To *force* a `truncated=True` ending, wrap the env with a small `max_episode_steps`.  
We’ll run two short episodes to observe both endings in practice.


In [None]:

# Build a fresh environment instance for a clean demo:
env_trunc = gym.make(env_id)
# Wrap to ensure a short time limit so truncation is observable
env_trunc = gym.wrappers.TimeLimit(env_trunc, max_episode_steps=25)

print("Running with an explicit TimeLimit (25 steps) to trigger truncation...")
steps, total_reward = run_one_episode_random(env_trunc, verbose=True)



## 7) Logging and visualizing a **trajectory**

We’ll collect the sequence
\[(s₀, a₀, s₁, a₁, s₂, …)\]
along with rewards and flags, store it, and plot a few signals.

> For high‑dimensional states/actions, we’ll show just the first few components for readability.


In [None]:

def rollout_random(env, max_steps=200):
    s, info = env.reset(seed=42)
    traj_alt = []  # alternating list: s0, a0, s1, a1, ...
    rows = []      # tabular view

    terminated = truncated = False
    t = 0
    while not (terminated or truncated) and t < max_steps:
        a = env.action_space.sample()
        s_next, r, terminated, truncated, info = env.step(a)

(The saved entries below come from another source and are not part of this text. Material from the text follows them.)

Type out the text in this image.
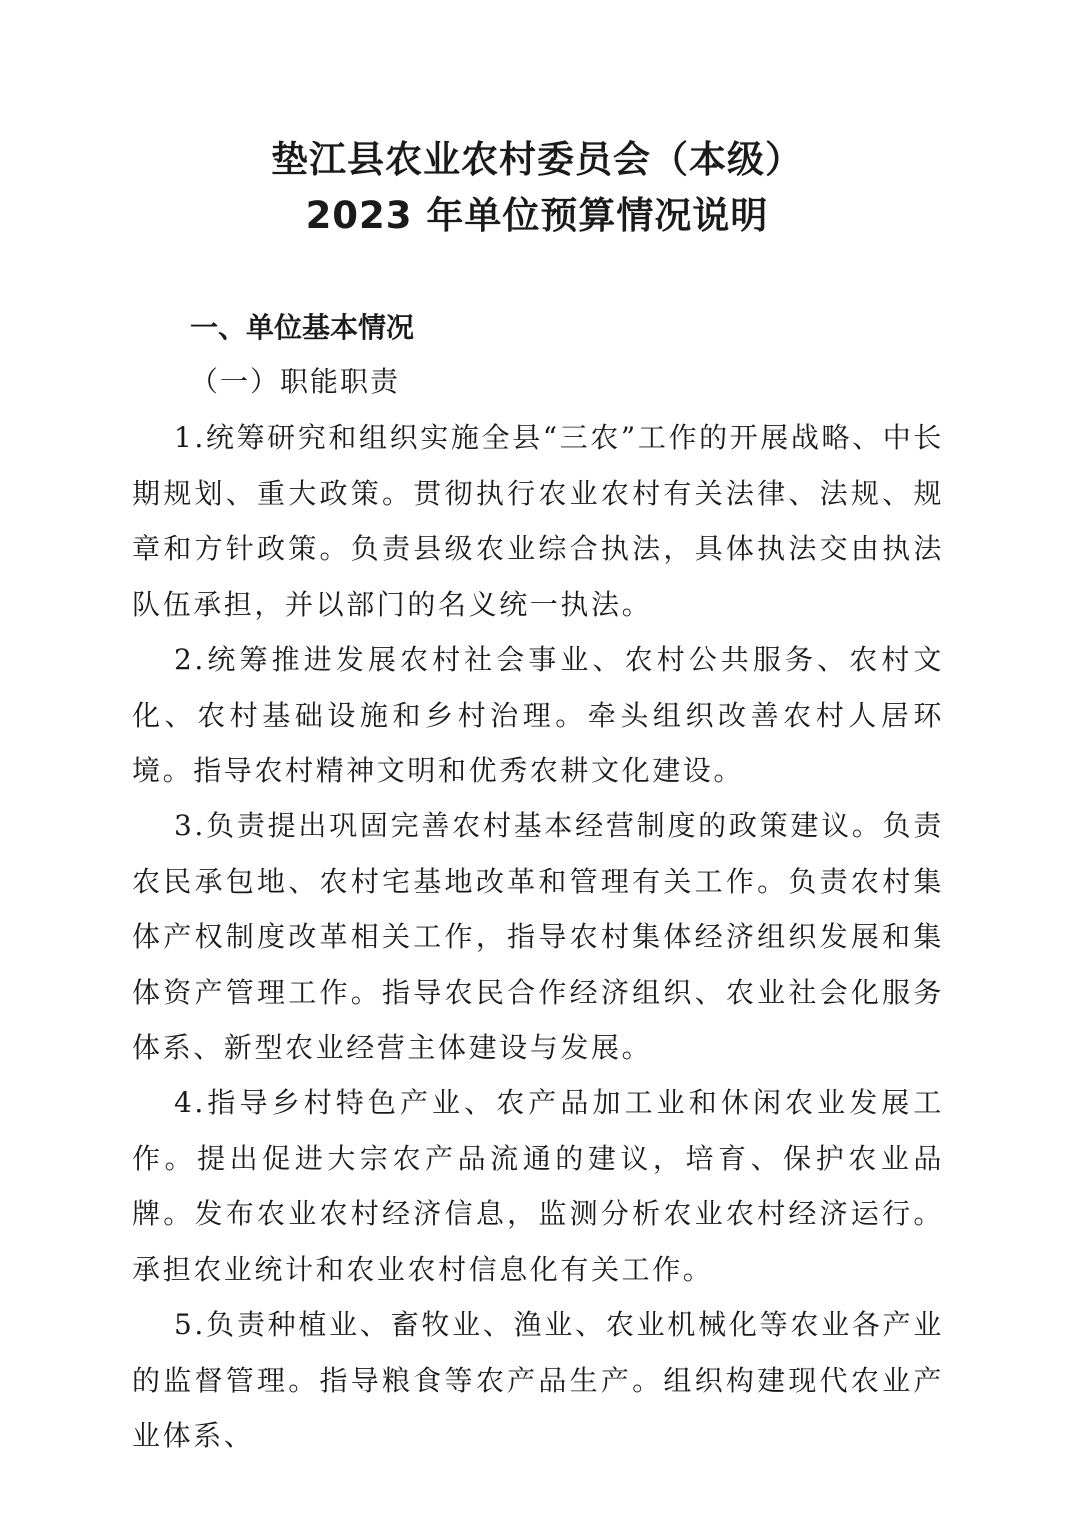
垫江县农业农村委员会（本级）
2023 年单位预算情况说明
一、单位基本情况
（一）职能职责

1.统筹研究和组织实施全县“三农”工作的开展战略、中长期规划、重大政策。贯彻执行农业农村有关法律、法规、规章和方针政策。负责县级农业综合执法，具体执法交由执法队伍承担，并以部门的名义统一执法。

2.统筹推进发展农村社会事业、农村公共服务、农村文化、农村基础设施和乡村治理。牵头组织改善农村人居环境。指导农村精神文明和优秀农耕文化建设。

3.负责提出巩固完善农村基本经营制度的政策建议。负责农民承包地、农村宅基地改革和管理有关工作。负责农村集体产权制度改革相关工作，指导农村集体经济组织发展和集体资产管理工作。指导农民合作经济组织、农业社会化服务体系、新型农业经营主体建设与发展。

4.指导乡村特色产业、农产品加工业和休闲农业发展工作。提出促进大宗农产品流通的建议，培育、保护农业品牌。发布农业农村经济信息，监测分析农业农村经济运行。承担农业统计和农业农村信息化有关工作。

5.负责种植业、畜牧业、渔业、农业机械化等农业各产业的监督管理。指导粮食等农产品生产。组织构建现代农业产业体系、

        traj_alt.append(np.asarray(s))
        traj_alt.append(np.asarray(a))

        rows.append({
            "t": t,
            "reward": float(r),
            "terminated": bool(terminated),
            "truncated": bool(truncated),
            # show only first few dims for compactness
            "s0": float(np.asarray(s).ravel()[0]) if np.asarray(s).size > 0 else np.nan,
            "s1": float(np.asarray(s).ravel()[1]) if np.asarray(s).size > 1 else np.nan,
            "a0": float(np.asarray(a).ravel()[0]) if np.asarray(a).size > 0 else np.nan,
            "a1": float(np.asarray(a).ravel()[1]) if np.asarray(a).size > 1 else np.nan,
        })
        s = s_next
        t += 1

    # Append the final state at the end to complete (..., s_T)
    traj_alt.append(np.asarray(s))
    return traj_alt, pd.DataFrame(rows)

traj_alt, traj_df = rollout_random(env_trunc, max_steps=100)
print(f"Alternating list length = {len(traj_alt)} (should be 2*T + 1)")
print("First 3 entries types:", type(traj_alt[0]).__name__, type(traj_alt[1]).__name__, type(traj_alt[2]).__name__)
print(traj_df.head())


In [None]:

# Display the DataFrame as a table (interactive if supported in your environment)
try:
    from caas_jupyter_tools import display_dataframe_to_user
    display_dataframe_to_user("Trajectory (first components only)", traj_df)
except Exception as e:
    # Fallback: just display
    traj_df



### Plot a couple of simple signals

- Reward per step  
- One state component over time (if available)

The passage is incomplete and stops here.